Approaches to Designing a Learning (not Grading) Orientation


Think back to when you were in school. Like me, you probably never gave a thought to how homework was actually supporting your own learning. Like me, you simply did it…or didn’t do it. If you were in the latter category, you most likely received poor grades despite your level of content and skills mastery. What if, however, homework was optional; thus, giving you agency over your own learning? At Pinewood, the “homework debate,” speaks to the wider issue of challenging traditional grading practices.

We have used the best minds in educational research to carefully shift the way we think about homework. Our premise is based on the essential difference between formative and summative assessments. Formative assessments, like homework, classwork and quizzes, are assessments for learning. These assignments are designed to challenge students to play with new ideas, take risks and learn from their failures. In contrast, summative assessments, like end-of-unit tests, projects and presentations, are assessments of learning. They demonstrate what students have learned. Once this distinction is made, it’s easy to understand that homework, which is important for the learning process, should be designed to challenge, assigned as a choice and not graded with traditional marks. Rather, our teachers provide rich feedback on each homework assignment and the focus of homework shifts to learning for improvement, not doing it for a grade.

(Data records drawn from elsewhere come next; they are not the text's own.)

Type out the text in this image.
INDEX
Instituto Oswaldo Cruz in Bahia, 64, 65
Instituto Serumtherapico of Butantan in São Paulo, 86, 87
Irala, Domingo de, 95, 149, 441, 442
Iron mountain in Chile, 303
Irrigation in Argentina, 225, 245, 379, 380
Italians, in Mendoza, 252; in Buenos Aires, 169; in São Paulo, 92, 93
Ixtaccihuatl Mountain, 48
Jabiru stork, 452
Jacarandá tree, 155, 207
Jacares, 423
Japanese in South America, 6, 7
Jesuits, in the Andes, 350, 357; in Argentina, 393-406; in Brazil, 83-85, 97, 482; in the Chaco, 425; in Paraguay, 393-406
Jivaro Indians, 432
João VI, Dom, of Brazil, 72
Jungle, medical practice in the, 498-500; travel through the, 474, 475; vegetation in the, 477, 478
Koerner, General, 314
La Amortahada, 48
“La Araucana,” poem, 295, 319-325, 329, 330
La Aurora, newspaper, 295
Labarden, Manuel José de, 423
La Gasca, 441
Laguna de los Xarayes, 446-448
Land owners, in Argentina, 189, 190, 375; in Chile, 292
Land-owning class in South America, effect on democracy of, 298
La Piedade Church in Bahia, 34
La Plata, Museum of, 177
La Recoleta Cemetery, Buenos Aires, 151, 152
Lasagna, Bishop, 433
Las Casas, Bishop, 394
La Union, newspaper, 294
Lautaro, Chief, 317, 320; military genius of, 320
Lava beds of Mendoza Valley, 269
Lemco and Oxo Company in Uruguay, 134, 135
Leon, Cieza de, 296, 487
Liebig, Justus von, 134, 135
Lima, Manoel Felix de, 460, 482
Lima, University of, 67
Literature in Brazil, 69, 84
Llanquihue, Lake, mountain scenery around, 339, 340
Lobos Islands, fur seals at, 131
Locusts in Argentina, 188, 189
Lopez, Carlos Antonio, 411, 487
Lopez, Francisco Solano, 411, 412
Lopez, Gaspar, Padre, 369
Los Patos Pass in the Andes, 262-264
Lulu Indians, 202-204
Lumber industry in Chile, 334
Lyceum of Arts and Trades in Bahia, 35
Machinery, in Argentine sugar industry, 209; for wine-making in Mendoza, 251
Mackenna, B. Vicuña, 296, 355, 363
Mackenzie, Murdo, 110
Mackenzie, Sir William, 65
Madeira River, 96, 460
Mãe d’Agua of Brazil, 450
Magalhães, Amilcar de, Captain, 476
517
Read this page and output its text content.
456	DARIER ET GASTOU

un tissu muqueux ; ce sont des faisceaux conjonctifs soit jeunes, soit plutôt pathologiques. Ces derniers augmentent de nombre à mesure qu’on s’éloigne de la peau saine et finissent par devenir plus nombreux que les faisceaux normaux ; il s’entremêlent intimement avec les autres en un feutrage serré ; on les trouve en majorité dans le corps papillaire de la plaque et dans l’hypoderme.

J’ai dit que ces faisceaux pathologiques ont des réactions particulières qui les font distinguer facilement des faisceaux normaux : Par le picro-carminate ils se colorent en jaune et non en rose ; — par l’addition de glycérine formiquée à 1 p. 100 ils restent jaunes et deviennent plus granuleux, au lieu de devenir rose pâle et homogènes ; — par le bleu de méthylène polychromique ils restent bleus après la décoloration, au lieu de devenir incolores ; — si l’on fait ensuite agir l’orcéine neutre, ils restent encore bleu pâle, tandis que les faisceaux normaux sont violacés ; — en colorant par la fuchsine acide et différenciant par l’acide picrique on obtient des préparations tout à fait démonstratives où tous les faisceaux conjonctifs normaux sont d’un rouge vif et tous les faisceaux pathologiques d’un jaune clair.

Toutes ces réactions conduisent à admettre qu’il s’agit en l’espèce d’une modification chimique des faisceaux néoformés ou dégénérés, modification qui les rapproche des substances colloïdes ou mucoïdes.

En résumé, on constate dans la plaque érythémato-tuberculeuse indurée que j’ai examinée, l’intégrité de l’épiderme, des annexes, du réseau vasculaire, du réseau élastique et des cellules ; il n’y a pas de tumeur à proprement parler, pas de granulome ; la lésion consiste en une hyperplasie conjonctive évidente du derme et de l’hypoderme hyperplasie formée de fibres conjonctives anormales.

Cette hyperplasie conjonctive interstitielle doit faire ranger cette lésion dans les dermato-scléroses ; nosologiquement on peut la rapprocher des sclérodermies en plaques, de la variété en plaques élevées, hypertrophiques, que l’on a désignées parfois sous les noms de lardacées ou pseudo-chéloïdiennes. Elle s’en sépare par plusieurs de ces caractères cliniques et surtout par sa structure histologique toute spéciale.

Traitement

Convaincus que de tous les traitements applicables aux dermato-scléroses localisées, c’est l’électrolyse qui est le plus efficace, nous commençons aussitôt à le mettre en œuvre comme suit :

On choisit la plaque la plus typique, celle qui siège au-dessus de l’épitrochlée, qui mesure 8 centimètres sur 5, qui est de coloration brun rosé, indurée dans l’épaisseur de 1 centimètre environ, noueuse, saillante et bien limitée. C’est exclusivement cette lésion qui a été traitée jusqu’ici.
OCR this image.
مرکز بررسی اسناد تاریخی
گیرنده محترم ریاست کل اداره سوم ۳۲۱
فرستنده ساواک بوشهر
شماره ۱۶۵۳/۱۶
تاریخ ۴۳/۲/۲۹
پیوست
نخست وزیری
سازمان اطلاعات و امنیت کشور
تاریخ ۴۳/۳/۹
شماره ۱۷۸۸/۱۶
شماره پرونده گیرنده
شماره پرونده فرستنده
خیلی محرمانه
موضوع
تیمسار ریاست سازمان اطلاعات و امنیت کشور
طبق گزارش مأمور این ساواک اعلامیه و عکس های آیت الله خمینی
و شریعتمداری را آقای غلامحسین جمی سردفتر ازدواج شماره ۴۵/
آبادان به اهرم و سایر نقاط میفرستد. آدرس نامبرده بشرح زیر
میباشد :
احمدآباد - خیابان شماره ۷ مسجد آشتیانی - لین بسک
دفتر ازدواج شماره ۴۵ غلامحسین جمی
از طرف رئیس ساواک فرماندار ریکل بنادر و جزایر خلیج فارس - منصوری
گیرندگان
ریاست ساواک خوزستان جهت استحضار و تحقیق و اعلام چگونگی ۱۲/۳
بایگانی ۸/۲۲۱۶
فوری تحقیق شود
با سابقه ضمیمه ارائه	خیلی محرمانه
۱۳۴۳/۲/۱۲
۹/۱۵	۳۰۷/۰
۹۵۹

Alfie Kohn, a leading voice for modernizing educational practices, summarizes the research on grading with three points below from The Case Against Grades, Educational Leadership, November 2011. Kohn’s points support our shifting practices at Pinewood, including, but not limited to, our approach to homework.

Grades tend to diminish students’ interest in whatever they are learning. A “grading orientation” and a “learning orientation” have been shown to be inversely related. Every study that has investigated the impact on intrinsic motivation of receiving grades (or instructions that emphasize the importance of getting good grades) has found a negative impact.

Grades create a preference for the easiest possible task. Impress upon students that what they’re doing will count towards their grade, and their response will likely be to avoid taking any unnecessary intellectual risks. They’ll choose a shorter book, or a project on a familiar topic, in order to minimize the chance of doing poorly – not because they’re unmotivated but because they are responding to adults who have sent the message that grades matters more than learning.

Grades tend to reduce the quality of students’ thinking. They may skim books for what they’ll ‘need to know’. They’re less likely to wonder, “How can we be sure that’s true?” than to ask “Is this going to be on the test?”

So, when it comes to the correlation between homework and academic achievement, the key is in the design. At Pinewood, we believe that by placing learning at the center, not grades, students win every time. Indeed, as the late Grant Wiggins wrote, the point of school is not to get good at school. As such, I think we would all agree that the purpose of school is to engage and empower students to be independent, self-directed learners.